Oddly, the explosive January outbreak in Hubei province was not replicated in other parts of China, which were largely left untroubled by the virus at this point. Instead, the next place to see an explosive outbreak was South Korea, over a month later in February, and once again it was oddly limited largely to one city, Daegu. It was on a similar scale to the Wuhan outbreak with a similar number of deaths.
Next it was the turn of Italy and Iran to experience explosive outbreaks, beginning in mid-February. The outbreak in Italy was still mainly restricted to one part of the country, though the scale of it was beyond anything yet seen, and the Iranian outbreak was of a similar magnitude. Then followed New York and the north eastern United States, and also England, France and much of Western Europe (though not Eastern Europe or much of the rest of the U.S.). All these outbreaks were much closer to the larger Italian scale than the Chinese and South Korean scale. Other places continued with low level spread until they had their first explosive waves later in 2020, or in some cases in 2021 or even 2022.
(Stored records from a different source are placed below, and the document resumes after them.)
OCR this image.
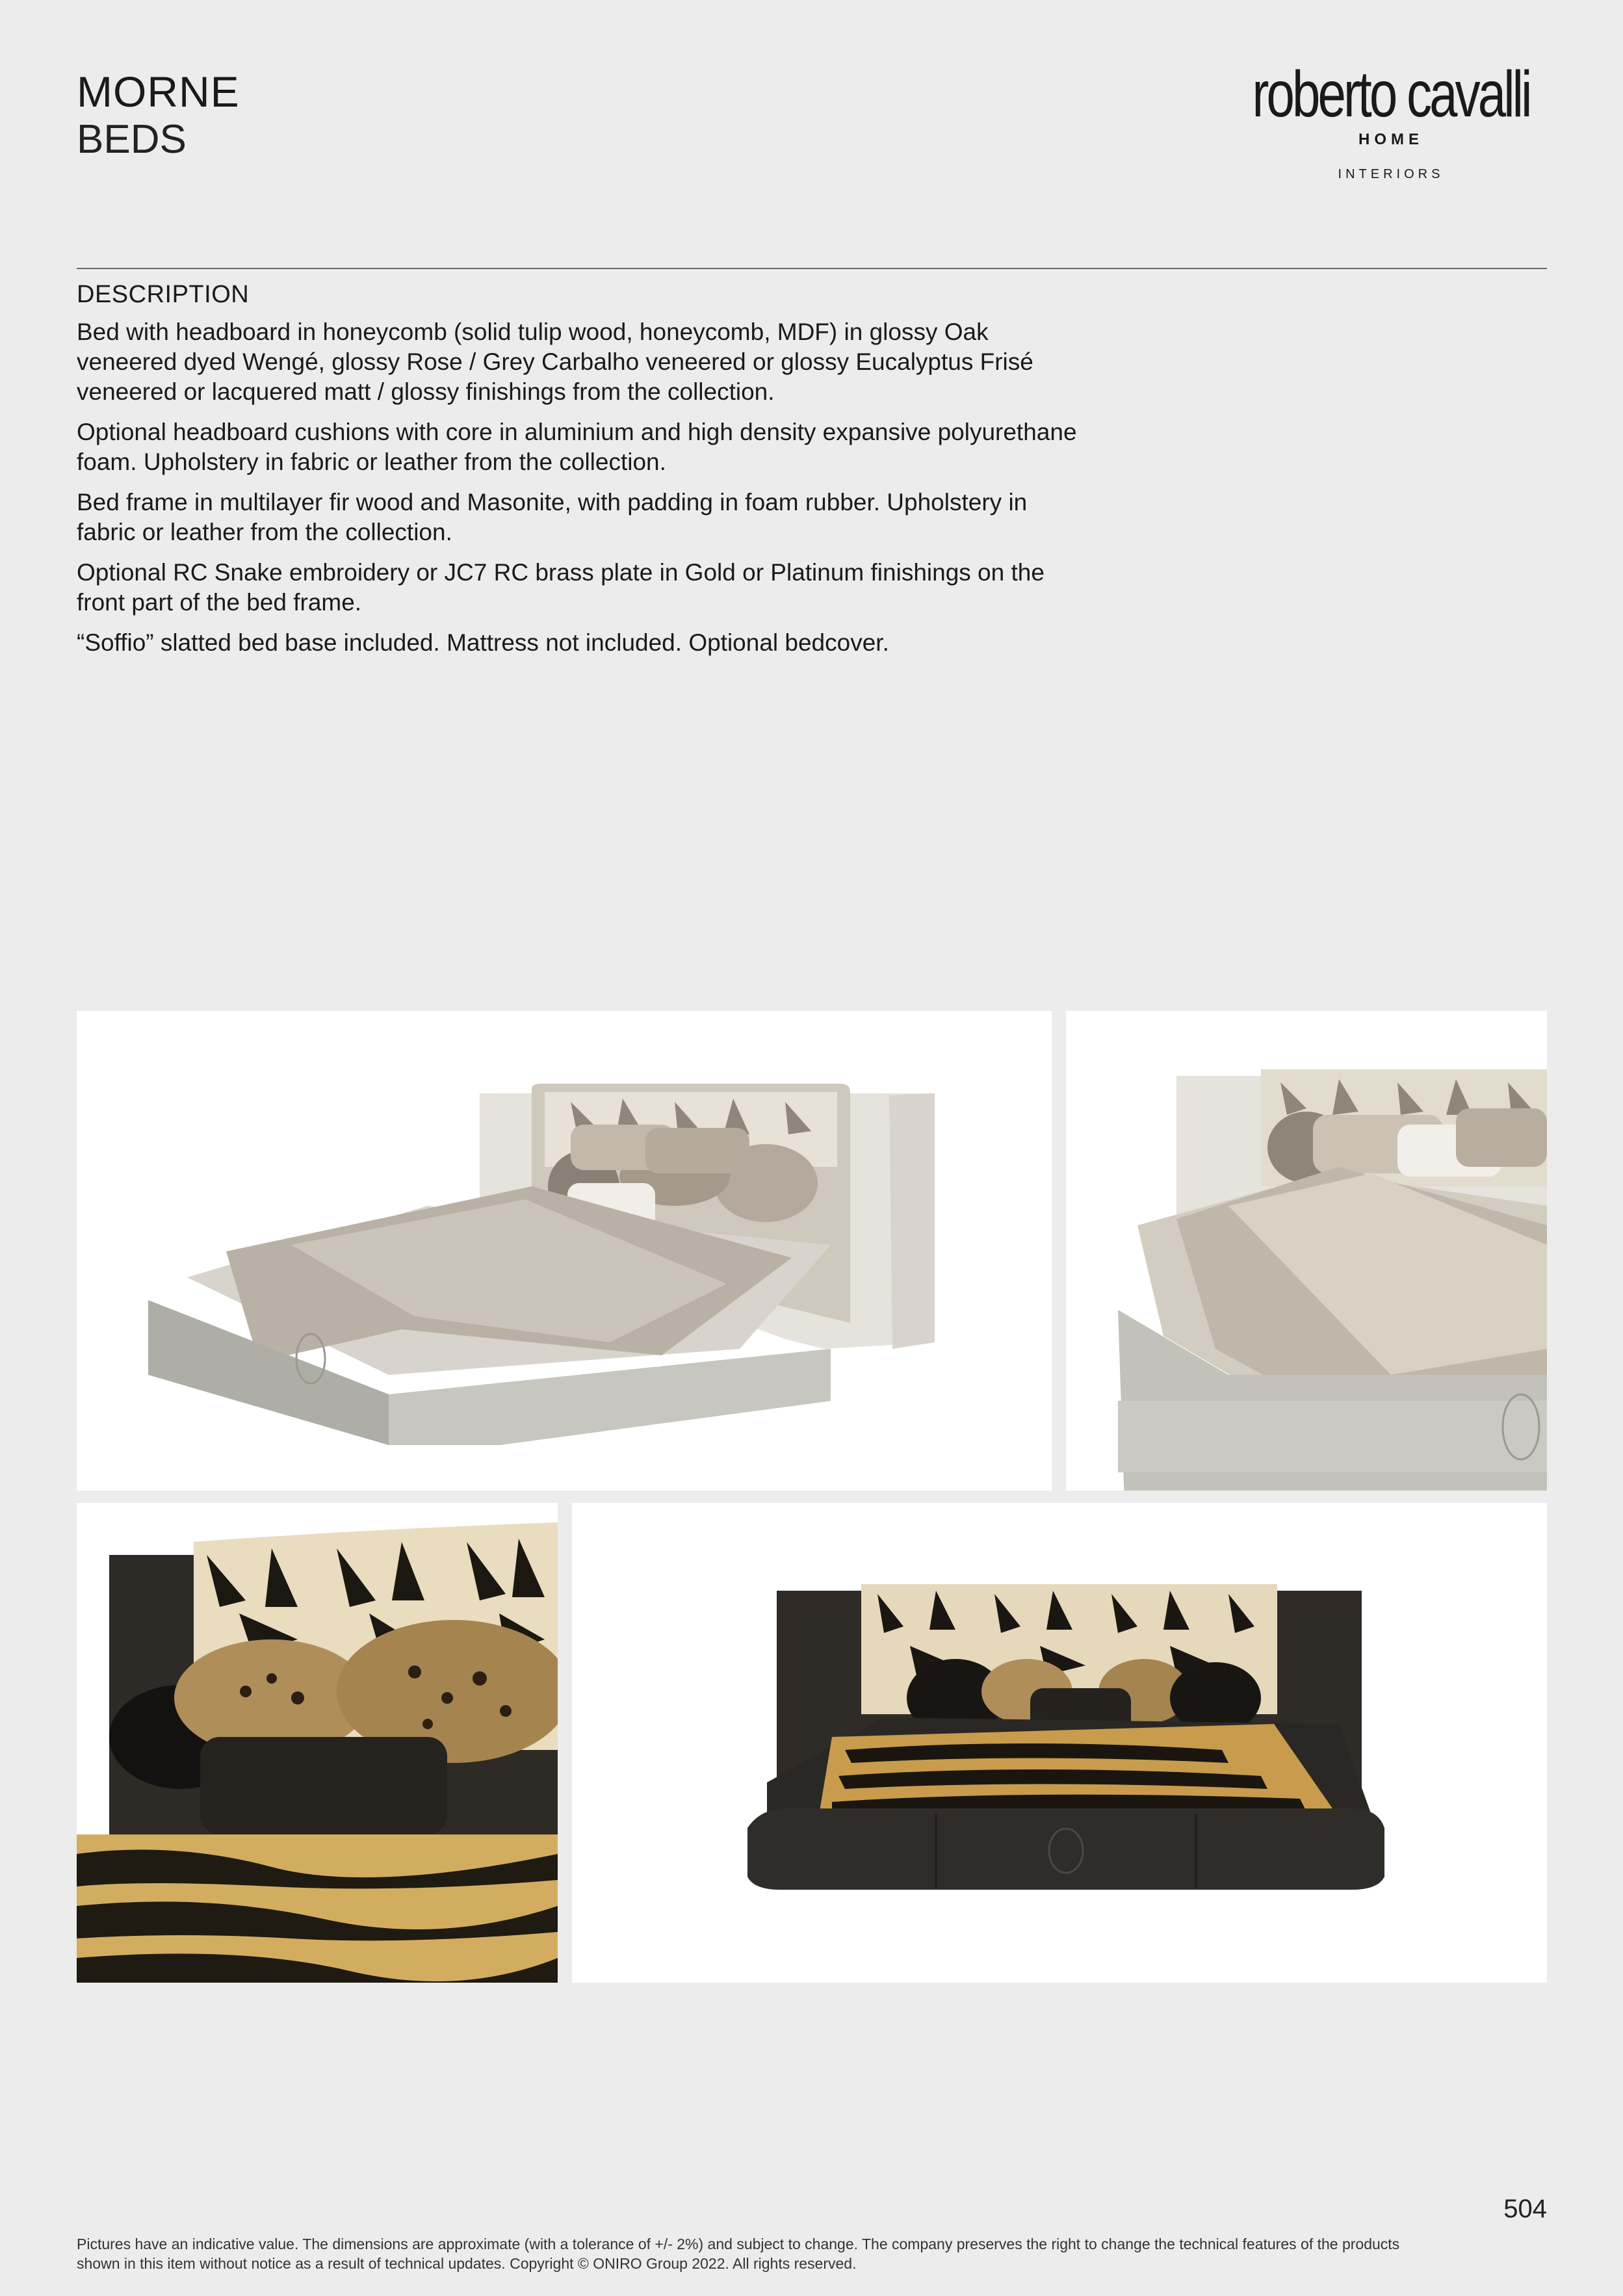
MORNE
BEDS
roberto cavalli
HOME
INTERIORS
DESCRIPTION

Bed with headboard in honeycomb (solid tulip wood, honeycomb, MDF) in glossy Oak veneered dyed Wengé, glossy Rose / Grey Carbalho veneered or glossy Eucalyptus Frisé veneered or lacquered matt / glossy finishings from the collection.

Optional headboard cushions with core in aluminium and high density expansive polyurethane foam. Upholstery in fabric or leather from the collection.

Bed frame in multilayer fir wood and Masonite, with padding in foam rubber. Upholstery in fabric or leather from the collection.

Optional RC Snake embroidery or JC7 RC brass plate in Gold or Platinum finishings on the front part of the bed frame.

“Soffio” slatted bed base included. Mattress not included. Optional bedcover.

504
Pictures have an indicative value. The dimensions are approximate (with a tolerance of +/- 2%) and subject to change. The company preserves the right to change the technical features of the products shown in this item without notice as a result of technical updates. Copyright © ONIRO Group 2022. All rights reserved.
What strikes me about this is how the size and scope of the outbreaks increased stepwise between November 2019 and February 2020. Spread in November 2019 was global but low level. In December, the Wuhan wet market outbreak took things up a notch, resulting in a higher number of hospitalisations and thus detection of the virus. Then in January, Wuhan experienced the first explosive Covid outbreak and wave of deaths. And in February the large European and American waves began, ramping up the scale another several notches, where it largely remained. (Omicron, when it came along in late 2021, boosted the size of outbreaks even further but considerably cut the death rate.)
This provides, I believe, an accurate picture of how the virus emerged – via a stepwise move towards larger and larger outbreaks from an inauspicious start of low level spread in November. This movement is, I presume, a result of genetic changes in the virus, which alter its transmissibility in different populations and contexts – a hypothesis which is in line with the conclusions of molecular clock studies.
We can therefore, I think, be reasonably confident the virus first emerged in Wuhan during autumn 2019 and wasn’t just first detected there, as Wuhan was first to experience the larger outbreaks in both December and January, which suggests the virus had been there the longest.